Zawodnik z Łomnic zajmie miejsce Martina Cikla, który powróci do rywalizacji na austriacką część Turnieju Czterech Skoczni.

- Chcę wreszcie spróbować rywalizować, ale nie mam wielkich planów. Muszę nadrobić braki w treningach i bez względu na wyniki po Ga-Pa wracam do domu dalej trenować. Kolejny raz wystartuję w połowie stycznia - tłumaczył czeski zawodnik.

Koudelka przez ponad dwa miesiące zmagał się z problemami zdrowotnymi.

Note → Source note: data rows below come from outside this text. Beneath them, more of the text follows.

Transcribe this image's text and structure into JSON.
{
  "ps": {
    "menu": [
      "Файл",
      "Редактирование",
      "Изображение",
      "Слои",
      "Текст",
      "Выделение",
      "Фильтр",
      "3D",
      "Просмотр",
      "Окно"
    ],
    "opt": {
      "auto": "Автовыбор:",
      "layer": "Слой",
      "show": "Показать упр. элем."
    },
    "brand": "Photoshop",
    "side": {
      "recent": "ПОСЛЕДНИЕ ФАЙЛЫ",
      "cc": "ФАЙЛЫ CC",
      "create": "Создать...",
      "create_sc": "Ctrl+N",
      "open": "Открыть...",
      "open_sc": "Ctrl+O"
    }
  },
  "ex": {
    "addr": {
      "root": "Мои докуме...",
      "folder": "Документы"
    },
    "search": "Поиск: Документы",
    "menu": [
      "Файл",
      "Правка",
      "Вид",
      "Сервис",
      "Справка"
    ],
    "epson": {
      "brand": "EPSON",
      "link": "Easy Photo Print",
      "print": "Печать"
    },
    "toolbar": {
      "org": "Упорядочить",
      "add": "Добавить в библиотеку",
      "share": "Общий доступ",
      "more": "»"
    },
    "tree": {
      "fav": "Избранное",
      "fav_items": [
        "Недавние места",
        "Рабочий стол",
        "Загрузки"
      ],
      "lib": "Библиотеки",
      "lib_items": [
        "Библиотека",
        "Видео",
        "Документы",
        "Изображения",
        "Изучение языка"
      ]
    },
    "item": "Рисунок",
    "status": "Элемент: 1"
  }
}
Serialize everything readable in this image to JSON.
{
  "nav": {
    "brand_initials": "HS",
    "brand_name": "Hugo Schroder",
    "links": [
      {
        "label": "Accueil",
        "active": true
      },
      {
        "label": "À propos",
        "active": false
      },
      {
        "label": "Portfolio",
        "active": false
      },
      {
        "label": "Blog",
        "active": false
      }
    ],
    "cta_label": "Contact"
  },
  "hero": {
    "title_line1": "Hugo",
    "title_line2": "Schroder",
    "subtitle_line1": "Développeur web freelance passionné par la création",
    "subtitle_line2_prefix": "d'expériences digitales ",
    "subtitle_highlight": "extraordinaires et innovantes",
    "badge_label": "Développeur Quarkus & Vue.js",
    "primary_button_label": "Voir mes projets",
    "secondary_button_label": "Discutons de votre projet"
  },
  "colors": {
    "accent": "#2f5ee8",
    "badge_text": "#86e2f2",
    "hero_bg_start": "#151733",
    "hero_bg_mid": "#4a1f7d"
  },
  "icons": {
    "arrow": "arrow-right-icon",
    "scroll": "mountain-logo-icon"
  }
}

Skoczek miał problemy z odcinkiem szyjnym kręgosłupa, dodatkowo doskwierał mu ból głowy i kołatanie serca, przez co nie widzieliśmy go na początku tego sezonu.

W ostatnich dniach stan zdrowia zawodnika się poprawił na tyle, że skakał już w Ramsau:

- Oddałem kilka skoków treningowych i fizycznie czuję się dobrze - wyznał Koudelka.

Skocznia w Ga-Pa wydaje się być szczęśliwą da czeskiego zawodnika - w ubiegłym roku zajął piąte miejsce, w 2012 - ósme, a w 2008 roku był czwarty:

- Postanowił sobie, że chce skoczyć na ulubionej skoczni - powiedział dyrektor sportowy czeskich skoków narciarskich, Rostislav Jozífek.

Głównym celem pozostają oczywiście Igrzyska w Soczi i to do nich czeski zawodnik chce się jak najlepiej przygotować.